Learning unasked is visceral: you are thrown back on yourself like nobody’s business. In the gray zones of uncertainty you wake into the middle of a muddle without GPS.
The pandemic has thrown us into collective/individual states of learning unasked. We didn't choose to be the learners we now find ourselves to be.
Yet, well before the pandemic, learning unasked has been part of human experience.
It throws us a choice: to design into what is opaque or not. To activate creativity in the fullest sense, or not. Two alternate strategies with two alternate outcomes.
3. What has opened up for you during our new normal?
Like many sisters, we butted heads like the best of them. Yet, in that last phase we were so done with sisterly drama. Her courage, in the face of what she knew might happen, changed me.
3. How has a moment of "learning unasked" shaped you?
III. Slow/Fast
My first gig as an educator was teaching visual organization to art and design students. I was drawn to minimalism. and limited the palette for the semester was to black, white and gray. Telling my students, they groaned.

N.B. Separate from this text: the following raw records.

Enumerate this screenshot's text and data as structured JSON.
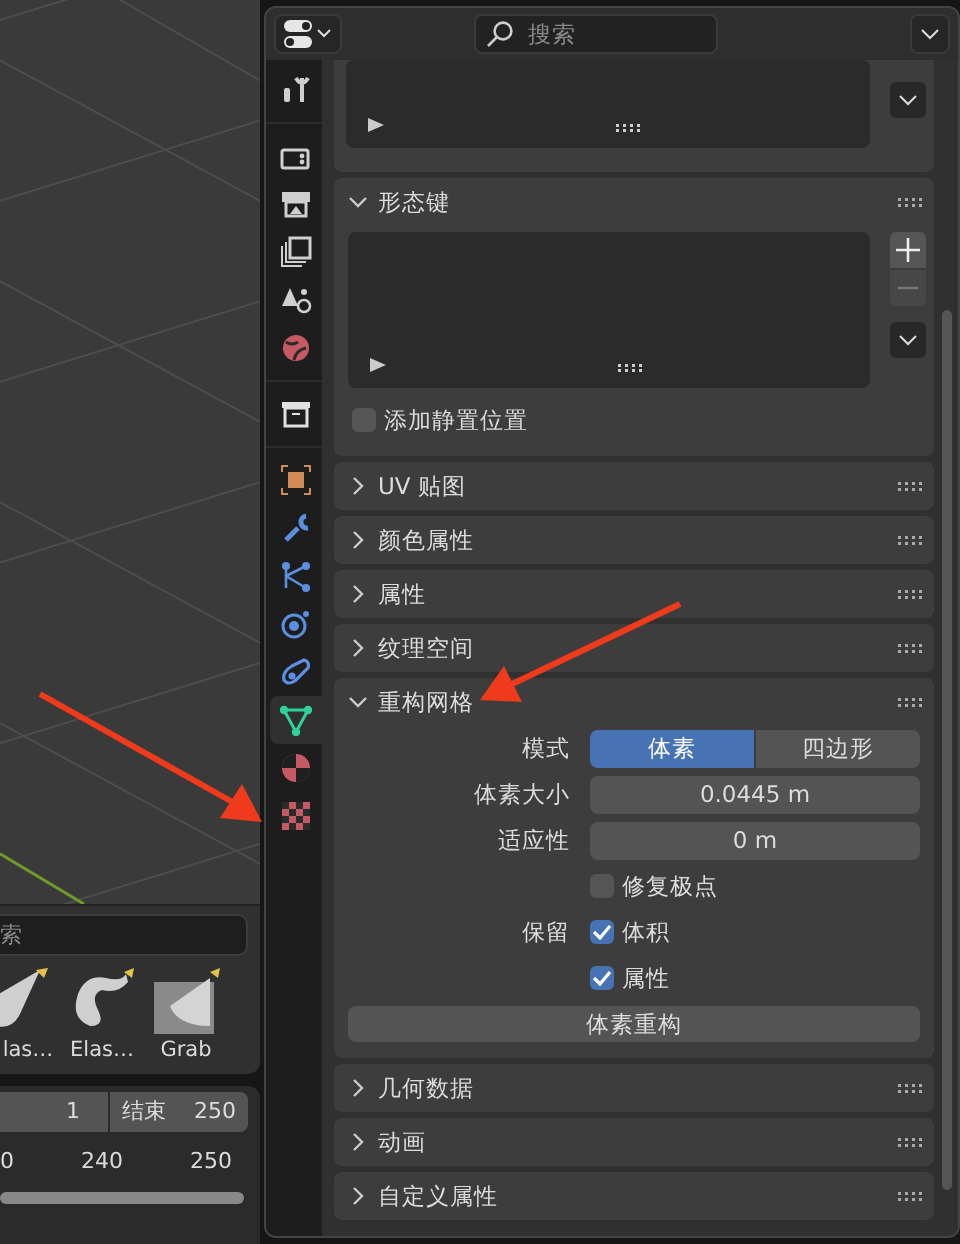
{
  "asset_shelf": {
    "search": {
      "value": "索"
    },
    "assets": [
      {
        "label": "las…",
        "kind": "cone"
      },
      {
        "label": "Elas…",
        "kind": "hook"
      },
      {
        "label": "Grab",
        "kind": "square"
      }
    ]
  },
  "timeline": {
    "start": "1",
    "end_label": "结束",
    "end": "250",
    "ticks": [
      "0",
      "240",
      "250"
    ]
  },
  "properties": {
    "search": {
      "placeholder": "搜索"
    },
    "tabs": [
      {
        "kind": "tool",
        "selected": false,
        "separator_before": false
      },
      {
        "kind": "render",
        "selected": false,
        "separator_before": true
      },
      {
        "kind": "output",
        "selected": false,
        "separator_before": false
      },
      {
        "kind": "view_layer",
        "selected": false,
        "separator_before": false
      },
      {
        "kind": "scene",
        "selected": false,
        "separator_before": false
      },
      {
        "kind": "world",
        "selected": false,
        "separator_before": false
      },
      {
        "kind": "collection",
        "selected": false,
        "separator_before": true
      },
      {
        "kind": "object",
        "selected": false,
        "separator_before": true
      },
      {
        "kind": "modifier",
        "selected": false,
        "separator_before": false
      },
      {
        "kind": "particles",
        "selected": false,
        "separator_before": false
      },
      {
        "kind": "physics",
        "selected": false,
        "separator_before": false
      },
      {
        "kind": "constraints",
        "selected": false,
        "separator_before": false
      },
      {
        "kind": "data",
        "selected": true,
        "separator_before": false
      },
      {
        "kind": "material",
        "selected": false,
        "separator_before": false
      },
      {
        "kind": "texture",
        "selected": false,
        "separator_before": false
      }
    ],
    "panels": [
      {
        "kind": "list_tail"
      },
      {
        "kind": "shape_keys",
        "title": "形态键",
        "expanded": true,
        "checkbox": {
          "label": "添加静置位置",
          "checked": false
        }
      },
      {
        "kind": "plain",
        "title": "UV 贴图",
        "expanded": false
      },
      {
        "kind": "plain",
        "title": "颜色属性",
        "expanded": false
      },
      {
        "kind": "plain",
        "title": "属性",
        "expanded": false
      },
      {
        "kind": "plain",
        "title": "纹理空间",
        "expanded": false
      },
      {
        "kind": "remesh",
        "title": "重构网格",
        "expanded": true,
        "mode": {
          "label": "模式",
          "options": [
            {
              "label": "体素",
              "selected": true
            },
            {
              "label": "四边形",
              "selected": false
            }
          ]
        },
        "fields": [
          {
            "label": "体素大小",
            "value": "0.0445 m"
          },
          {
            "label": "适应性",
            "value": "0 m"
          }
        ],
        "fix_poles": {
          "label": "修复极点",
          "checked": false
        },
        "preserve": {
          "label": "保留",
          "options": [
            {
              "label": "体积",
              "checked": true
            },
            {
              "label": "属性",
              "checked": true
            }
          ]
        },
        "button": "体素重构"
      },
      {
        "kind": "plain",
        "title": "几何数据",
        "expanded": false
      },
      {
        "kind": "plain",
        "title": "动画",
        "expanded": false
      },
      {
        "kind": "plain",
        "title": "自定义属性",
        "expanded": false
      }
    ]
  }
}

I made them a promise. By semester's close, they'd see nuances of gray not visible to them at first. Slowing down their perceptual experience, new increments of gray would surface.
A similar thing happens when taking time to catch your breath. New distinctions arise linked to more purposeful action. Pausing with intentionally molts adrenaline body so subtle body can arise.
IV. Emosh
The cure for anything is saltwater:
sweat, tears or the sea.
- Isaac Dinesen, Author (1885- 1962)
The music conductor Seiji Ozawa told this story about his life. As a child he knew one or two kinds of sadness. As a teen, four or five different kinds. In his fifties he recognized eight or so variations. He intended to continue nuancing this emotional range his whole life.
"Mirroring is something so many creative people do, this idea of shadow dancing –
we’re touching the exterior world, but ultimately we’re defining the contours of our own interiority.”
- Kehinde Wiley, Artist
Becoming present to where you find yourself, is front end design at its most personal.
It is an aesthetic paradox: in riding waves of uncertainty, you finally find footing in sync with what has most meaning for you. The joy of agency happens by respecting your own navigation system. As a coach, I am humbled by how BFF-ing what you consider to be your shadow, will shed light everywhere.
Your change maker persona, is hungry to test and influence the unknown, and is our ally in positive change.
4. What confusion could you become curious about?
One day towards the close of her life, my sister and I were sitting in her bedroom. She told me she'd come to value “kindness” above all. Coming from this practical gal, her words were a revelation.
Not fleeing our own ambiguity, we become kinder witnesses of someone else's. Not automatically dismissing what we don't yet have words for, is a sign of self respect. Not throwing darts at someone else, or yourself, for not having answers immediately or 24/7, makes you, as one client said "Just nicer to be around."
5. Do you cut yourself slack when confusion shows up?
When the pandemic first hit, a neighbor walking their dog shared they felt lost and unmoored. I thought of a friend who’d sailed from San Francisco to Tahiti with his brother. “It’s like sailing when you hit the doldrums in the Pacific” I said.
In moments of learning unasked we puzzle through grays to emerge with alternate ways of creating light.
Rather than flee confusion, flip it so it's a creative resource.